After about an hour of canvassing the warehouse, we headed for “Children’s Town,” a play area devoted to scenes from “Totoro” and other Ghibli films.

Children’s Town has three rooms. The first is a labyrinth combining scenes from more Ghibli films than I could count: The orange train from “Laputa: Castle in the Sky,” the bakery from “Kiki’s Delivery Service” and so on. The boys loved it, even if daddy thwacked his head following them through a crawl space.

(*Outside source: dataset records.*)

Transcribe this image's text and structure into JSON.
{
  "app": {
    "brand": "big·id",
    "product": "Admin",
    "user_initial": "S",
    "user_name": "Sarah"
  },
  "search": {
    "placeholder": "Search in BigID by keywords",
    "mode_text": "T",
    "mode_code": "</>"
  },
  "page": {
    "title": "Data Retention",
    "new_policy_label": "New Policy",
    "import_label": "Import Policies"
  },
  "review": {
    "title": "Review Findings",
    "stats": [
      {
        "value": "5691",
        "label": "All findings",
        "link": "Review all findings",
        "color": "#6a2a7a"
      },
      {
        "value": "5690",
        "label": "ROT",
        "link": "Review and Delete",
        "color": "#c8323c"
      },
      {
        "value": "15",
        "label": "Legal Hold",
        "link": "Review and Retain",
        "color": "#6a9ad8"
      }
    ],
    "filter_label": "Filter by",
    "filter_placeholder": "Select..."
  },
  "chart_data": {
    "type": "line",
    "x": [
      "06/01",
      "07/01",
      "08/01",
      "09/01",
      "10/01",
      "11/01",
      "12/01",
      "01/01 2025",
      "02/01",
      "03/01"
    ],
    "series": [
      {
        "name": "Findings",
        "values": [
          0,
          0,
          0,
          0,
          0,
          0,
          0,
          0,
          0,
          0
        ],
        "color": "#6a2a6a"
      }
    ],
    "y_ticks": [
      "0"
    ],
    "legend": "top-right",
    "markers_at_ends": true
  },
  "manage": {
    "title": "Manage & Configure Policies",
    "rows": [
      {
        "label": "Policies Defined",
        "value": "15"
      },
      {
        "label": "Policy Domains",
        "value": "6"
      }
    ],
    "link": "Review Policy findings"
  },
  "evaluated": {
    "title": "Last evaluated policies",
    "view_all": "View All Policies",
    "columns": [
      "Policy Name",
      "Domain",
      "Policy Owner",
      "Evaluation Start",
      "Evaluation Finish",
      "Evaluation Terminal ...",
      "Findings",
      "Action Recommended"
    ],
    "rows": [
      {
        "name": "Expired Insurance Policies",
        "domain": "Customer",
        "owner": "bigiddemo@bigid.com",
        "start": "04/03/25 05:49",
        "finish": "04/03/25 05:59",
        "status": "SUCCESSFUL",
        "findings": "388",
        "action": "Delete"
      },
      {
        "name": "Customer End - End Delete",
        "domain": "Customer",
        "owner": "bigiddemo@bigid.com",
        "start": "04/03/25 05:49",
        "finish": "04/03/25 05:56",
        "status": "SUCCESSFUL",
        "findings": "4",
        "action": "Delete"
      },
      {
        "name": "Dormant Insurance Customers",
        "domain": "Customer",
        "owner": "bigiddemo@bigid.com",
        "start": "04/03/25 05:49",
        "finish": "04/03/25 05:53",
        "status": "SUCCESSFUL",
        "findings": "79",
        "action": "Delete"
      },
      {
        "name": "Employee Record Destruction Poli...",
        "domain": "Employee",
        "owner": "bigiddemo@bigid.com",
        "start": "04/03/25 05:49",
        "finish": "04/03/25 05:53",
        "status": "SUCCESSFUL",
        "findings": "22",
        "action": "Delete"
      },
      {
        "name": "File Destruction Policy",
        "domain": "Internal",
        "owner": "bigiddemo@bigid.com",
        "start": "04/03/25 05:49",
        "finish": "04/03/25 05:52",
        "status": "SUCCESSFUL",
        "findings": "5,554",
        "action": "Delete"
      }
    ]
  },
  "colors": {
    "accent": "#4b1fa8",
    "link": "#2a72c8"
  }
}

The other rooms were devoted to “Totoro” and had mercifully higher ceilings. There was the house where Mei and Satsuki live with their dad. Over there was the camphor tree, where a giant Totoro lay regally beside some oversize donguri. And in the far corner sat the majestic, furry cat bus.

It all looked fun, kid-friendly and immersive — almost, in fact, like something you’d find at Disney World. The boys were in heaven.

“Toe-toe-row! Toe-toe-row!” B said, standing inside the tree, with the same intonation as the movie’s rousing, marching-band-style theme song.

“Hey, Totoro!” said T, who had been carefully inspecting the giant acorns. “Wake up!”

But even though Children’s Town seemed designed to nurture the child’s sense of wonder that Miyazaki celebrates in his movies, the warehouse staff informed us of several rules that dampened the vibe. Notably, it was forbidden to put children on Totoro’s plush tummy, or to allow them to play inside the cat bus zone for longer than three minutes — even if the zone was not crowded, which it wasn’t.

The staff members were friendly, but their rules made little sense for kids as small as ours. I wondered if that was another sign that Ghibli Park was still a bit rough around the edges. Take your time visiting, as the studio says.

We grudgingly agreed to the no-tummy policy, but B wished to play nowhere else but inside the cat bus. We were with him. We had spent several months — a good chunk of his life! — waiting for this moment.

The staff, sensing our resolve, suggested a compromise. A special time extension could be granted under the circumstances, they said. Rather than the usual three minutes, our B could have six.

Make that nine. Then 12. Et cetera. At 5 p.m., he was among the last, and smallest, Ghibli fans to leave the building.